Methods: Four (4)N-azabicyclo[3.2.2]nonane TSC derivatives (EPH142, EPH143, EPH144, and EPH270) were successfully radiolabeled with (64)Cu, to form lipophilic cations of the general formula [(64)Cu(L)]Cl, and the partition coefficient (logP) values were determined. One agent [(64)Cu-EPH270](+) was observed in vitro in cultured cell studies. The kinetics of 2 compounds, [(64)Cu-EPH144](+) and [(64)Cu-EPH270](+), were examined in mice bearing L1210 tumors and small-animal PET was conducted in mice bearing L1210 and PC-3 tumors, which expressed high and low levels of Topo-II, respectively. All data were compared with the activity and levels of Topo-II, as determined by a commercially available assay kit and western blot analysis.
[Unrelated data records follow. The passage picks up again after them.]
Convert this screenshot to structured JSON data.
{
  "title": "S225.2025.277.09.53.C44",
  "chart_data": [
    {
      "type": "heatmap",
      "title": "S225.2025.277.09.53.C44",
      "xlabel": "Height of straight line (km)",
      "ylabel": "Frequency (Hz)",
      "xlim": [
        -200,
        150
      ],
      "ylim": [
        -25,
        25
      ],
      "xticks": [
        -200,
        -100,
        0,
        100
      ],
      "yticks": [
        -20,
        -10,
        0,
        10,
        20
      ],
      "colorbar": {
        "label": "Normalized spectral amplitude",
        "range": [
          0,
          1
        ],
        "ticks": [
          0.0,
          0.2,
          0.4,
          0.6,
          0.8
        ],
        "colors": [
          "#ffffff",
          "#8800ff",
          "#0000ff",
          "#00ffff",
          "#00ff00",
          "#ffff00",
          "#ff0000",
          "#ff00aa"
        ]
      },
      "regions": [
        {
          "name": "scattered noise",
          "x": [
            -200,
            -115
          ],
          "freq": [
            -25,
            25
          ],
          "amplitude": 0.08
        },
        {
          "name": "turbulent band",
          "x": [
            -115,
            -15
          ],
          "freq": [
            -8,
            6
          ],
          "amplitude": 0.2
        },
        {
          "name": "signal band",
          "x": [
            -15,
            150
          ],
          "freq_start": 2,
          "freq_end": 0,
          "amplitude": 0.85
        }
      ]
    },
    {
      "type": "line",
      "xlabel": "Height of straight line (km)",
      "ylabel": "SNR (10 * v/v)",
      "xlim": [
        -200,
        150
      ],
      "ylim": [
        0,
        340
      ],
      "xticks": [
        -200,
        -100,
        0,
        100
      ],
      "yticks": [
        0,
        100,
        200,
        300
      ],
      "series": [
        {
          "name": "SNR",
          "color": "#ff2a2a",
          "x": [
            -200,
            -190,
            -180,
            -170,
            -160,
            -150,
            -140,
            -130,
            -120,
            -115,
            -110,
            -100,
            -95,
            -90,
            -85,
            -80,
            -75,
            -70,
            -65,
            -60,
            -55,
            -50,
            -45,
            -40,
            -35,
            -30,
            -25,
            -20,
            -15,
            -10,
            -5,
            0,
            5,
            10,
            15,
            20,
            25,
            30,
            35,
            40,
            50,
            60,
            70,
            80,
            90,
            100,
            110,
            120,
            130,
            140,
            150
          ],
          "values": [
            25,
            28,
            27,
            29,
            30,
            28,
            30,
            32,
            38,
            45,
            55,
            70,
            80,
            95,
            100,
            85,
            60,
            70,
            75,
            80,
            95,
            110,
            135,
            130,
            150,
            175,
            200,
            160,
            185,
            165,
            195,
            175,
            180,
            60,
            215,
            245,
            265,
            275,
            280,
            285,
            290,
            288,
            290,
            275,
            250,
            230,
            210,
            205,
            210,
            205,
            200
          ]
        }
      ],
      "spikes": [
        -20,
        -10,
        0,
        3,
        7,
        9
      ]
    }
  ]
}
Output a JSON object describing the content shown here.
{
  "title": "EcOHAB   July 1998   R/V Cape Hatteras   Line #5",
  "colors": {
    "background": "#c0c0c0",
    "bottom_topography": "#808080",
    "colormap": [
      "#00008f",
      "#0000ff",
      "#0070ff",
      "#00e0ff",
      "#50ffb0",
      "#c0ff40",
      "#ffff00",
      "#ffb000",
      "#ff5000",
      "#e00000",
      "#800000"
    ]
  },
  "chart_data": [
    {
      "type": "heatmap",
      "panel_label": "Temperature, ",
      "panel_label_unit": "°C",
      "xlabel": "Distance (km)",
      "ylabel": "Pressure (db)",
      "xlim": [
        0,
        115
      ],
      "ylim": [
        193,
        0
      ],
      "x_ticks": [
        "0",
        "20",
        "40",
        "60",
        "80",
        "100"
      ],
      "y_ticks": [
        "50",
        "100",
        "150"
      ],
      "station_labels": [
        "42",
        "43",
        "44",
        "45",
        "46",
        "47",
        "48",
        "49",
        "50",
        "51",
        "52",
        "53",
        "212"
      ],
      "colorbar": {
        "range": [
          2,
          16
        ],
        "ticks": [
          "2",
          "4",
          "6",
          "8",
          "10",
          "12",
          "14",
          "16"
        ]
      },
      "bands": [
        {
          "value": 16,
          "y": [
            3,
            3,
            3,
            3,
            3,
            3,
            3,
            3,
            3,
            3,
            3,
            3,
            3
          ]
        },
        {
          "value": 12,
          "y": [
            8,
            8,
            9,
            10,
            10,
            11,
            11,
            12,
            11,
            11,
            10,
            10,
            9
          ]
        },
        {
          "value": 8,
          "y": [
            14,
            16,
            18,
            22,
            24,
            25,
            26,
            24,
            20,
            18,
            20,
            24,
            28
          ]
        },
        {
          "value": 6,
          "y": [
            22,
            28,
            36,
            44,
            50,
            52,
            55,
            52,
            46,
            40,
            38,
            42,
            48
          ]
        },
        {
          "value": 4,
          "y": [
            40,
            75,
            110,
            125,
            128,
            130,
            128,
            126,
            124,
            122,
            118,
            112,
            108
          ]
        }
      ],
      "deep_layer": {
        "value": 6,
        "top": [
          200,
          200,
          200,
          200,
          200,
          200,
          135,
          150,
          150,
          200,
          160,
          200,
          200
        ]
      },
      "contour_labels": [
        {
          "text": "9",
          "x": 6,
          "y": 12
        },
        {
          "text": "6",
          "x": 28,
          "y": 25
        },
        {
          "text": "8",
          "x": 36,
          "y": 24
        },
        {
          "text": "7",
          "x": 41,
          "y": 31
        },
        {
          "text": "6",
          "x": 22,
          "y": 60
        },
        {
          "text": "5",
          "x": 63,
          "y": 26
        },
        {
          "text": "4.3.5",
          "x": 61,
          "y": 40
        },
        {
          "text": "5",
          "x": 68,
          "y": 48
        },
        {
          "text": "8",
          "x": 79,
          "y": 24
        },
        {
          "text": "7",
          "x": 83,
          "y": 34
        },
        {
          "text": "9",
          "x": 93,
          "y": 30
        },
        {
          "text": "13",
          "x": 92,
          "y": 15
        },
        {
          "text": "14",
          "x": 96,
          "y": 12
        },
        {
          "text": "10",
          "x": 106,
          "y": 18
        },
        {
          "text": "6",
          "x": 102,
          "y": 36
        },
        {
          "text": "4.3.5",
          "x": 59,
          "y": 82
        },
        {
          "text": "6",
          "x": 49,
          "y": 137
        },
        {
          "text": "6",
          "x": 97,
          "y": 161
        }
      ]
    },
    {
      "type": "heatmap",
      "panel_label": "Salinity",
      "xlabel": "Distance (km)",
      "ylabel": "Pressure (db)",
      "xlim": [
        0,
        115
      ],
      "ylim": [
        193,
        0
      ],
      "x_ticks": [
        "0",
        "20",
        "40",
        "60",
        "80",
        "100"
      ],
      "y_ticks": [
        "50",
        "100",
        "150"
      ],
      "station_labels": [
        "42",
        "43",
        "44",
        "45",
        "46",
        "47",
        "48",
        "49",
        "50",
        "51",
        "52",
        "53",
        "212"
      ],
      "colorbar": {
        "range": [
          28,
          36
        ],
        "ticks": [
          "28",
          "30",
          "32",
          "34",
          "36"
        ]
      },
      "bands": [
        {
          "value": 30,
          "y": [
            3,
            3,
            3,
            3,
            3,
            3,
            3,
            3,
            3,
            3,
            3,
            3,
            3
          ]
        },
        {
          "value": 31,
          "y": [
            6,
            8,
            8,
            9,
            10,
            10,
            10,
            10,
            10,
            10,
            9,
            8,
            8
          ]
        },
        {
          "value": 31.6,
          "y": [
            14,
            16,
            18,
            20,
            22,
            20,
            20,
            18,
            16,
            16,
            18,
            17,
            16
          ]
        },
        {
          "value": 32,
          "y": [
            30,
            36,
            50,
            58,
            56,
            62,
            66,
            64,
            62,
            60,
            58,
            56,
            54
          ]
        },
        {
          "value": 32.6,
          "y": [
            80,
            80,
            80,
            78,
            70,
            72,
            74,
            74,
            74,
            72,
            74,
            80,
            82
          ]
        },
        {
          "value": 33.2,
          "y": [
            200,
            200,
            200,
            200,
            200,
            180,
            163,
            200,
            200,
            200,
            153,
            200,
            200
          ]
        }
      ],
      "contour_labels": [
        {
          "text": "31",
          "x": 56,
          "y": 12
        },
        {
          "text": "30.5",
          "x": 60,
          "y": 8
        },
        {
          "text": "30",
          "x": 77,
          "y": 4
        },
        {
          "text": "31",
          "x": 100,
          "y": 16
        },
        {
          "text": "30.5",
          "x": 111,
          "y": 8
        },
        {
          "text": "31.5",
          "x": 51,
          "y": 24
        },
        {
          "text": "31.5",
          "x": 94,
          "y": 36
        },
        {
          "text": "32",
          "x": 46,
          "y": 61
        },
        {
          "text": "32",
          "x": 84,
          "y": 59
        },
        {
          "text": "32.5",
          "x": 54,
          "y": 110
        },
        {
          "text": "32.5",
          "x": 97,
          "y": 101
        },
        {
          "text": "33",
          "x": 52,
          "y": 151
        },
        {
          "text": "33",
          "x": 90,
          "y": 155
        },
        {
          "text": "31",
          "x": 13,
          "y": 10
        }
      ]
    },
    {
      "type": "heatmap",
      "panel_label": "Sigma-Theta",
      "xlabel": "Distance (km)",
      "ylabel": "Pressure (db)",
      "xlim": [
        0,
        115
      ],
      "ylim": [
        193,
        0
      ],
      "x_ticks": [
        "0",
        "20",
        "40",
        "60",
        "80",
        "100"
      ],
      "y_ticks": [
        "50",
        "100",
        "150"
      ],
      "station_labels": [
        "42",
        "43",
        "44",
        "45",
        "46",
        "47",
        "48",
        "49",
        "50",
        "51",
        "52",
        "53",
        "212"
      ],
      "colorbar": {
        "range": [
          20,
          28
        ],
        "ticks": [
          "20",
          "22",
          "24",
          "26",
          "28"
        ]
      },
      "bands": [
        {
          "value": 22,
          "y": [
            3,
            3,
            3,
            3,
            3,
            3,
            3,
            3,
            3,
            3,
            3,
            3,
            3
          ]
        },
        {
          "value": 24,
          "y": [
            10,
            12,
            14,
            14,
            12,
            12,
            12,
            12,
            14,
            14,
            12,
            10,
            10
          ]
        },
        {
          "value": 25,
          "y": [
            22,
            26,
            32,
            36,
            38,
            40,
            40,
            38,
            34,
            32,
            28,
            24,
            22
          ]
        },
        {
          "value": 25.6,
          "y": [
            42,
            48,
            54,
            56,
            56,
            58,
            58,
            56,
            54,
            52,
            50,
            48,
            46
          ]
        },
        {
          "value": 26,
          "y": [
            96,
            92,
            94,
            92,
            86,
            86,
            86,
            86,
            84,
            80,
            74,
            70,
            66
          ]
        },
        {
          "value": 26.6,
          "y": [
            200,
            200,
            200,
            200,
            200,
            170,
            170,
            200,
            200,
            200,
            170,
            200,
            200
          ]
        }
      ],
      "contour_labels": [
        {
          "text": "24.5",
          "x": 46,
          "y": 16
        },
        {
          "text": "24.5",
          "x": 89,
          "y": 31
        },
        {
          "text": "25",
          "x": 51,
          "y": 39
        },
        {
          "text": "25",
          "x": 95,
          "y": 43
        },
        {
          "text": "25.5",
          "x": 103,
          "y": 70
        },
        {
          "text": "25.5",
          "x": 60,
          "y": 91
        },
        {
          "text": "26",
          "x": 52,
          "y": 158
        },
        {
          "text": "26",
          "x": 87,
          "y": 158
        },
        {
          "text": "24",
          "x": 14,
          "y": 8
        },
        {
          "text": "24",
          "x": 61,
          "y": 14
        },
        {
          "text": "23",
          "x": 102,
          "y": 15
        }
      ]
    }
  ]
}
Results: The 4 complexes were radiolabeled by incubation of (64)CuCl(2) with the ligand in ethanolic solution. The complexes were isolated in high radiochemical purity, as determined by radio-thin-layer chromatography and radio-high-performance liquid chromatography. The compounds were shown to be lipophilic with logP values ranging from 1.34 to 1.92. In biodistribution studies, good L1210 tumor uptake was noted ([(64)Cu-EPH144](+) at 1 h, 4.70 %ID/g [percentage injected dose per gram]; 4 h, 8.80 %ID/g; 24 h, 6.64 %ID/g; and [(64)Cu-EPH270](+) at 1 h, 2.58 %ID/g; 4 h, 6.00 %ID/g; 24 h, 4.80 %ID/g). Small-animal PET of animals with L1210 tumors (high Topo-II expressing) showed excellent tumor accumulation compared with that of animals with PC-3 tumors (low Topo-II expressing), and the L1210 tumor uptake was significantly reduced by coadministration of a Topo-II poison.
Conclusion: Here we describe the characterization of a new class of copper-radiolabeled TSC analogs. We demonstrate that the accumulation of the (64)Cu-compounds is related to the expression levels of Topo-II in tumor tissue.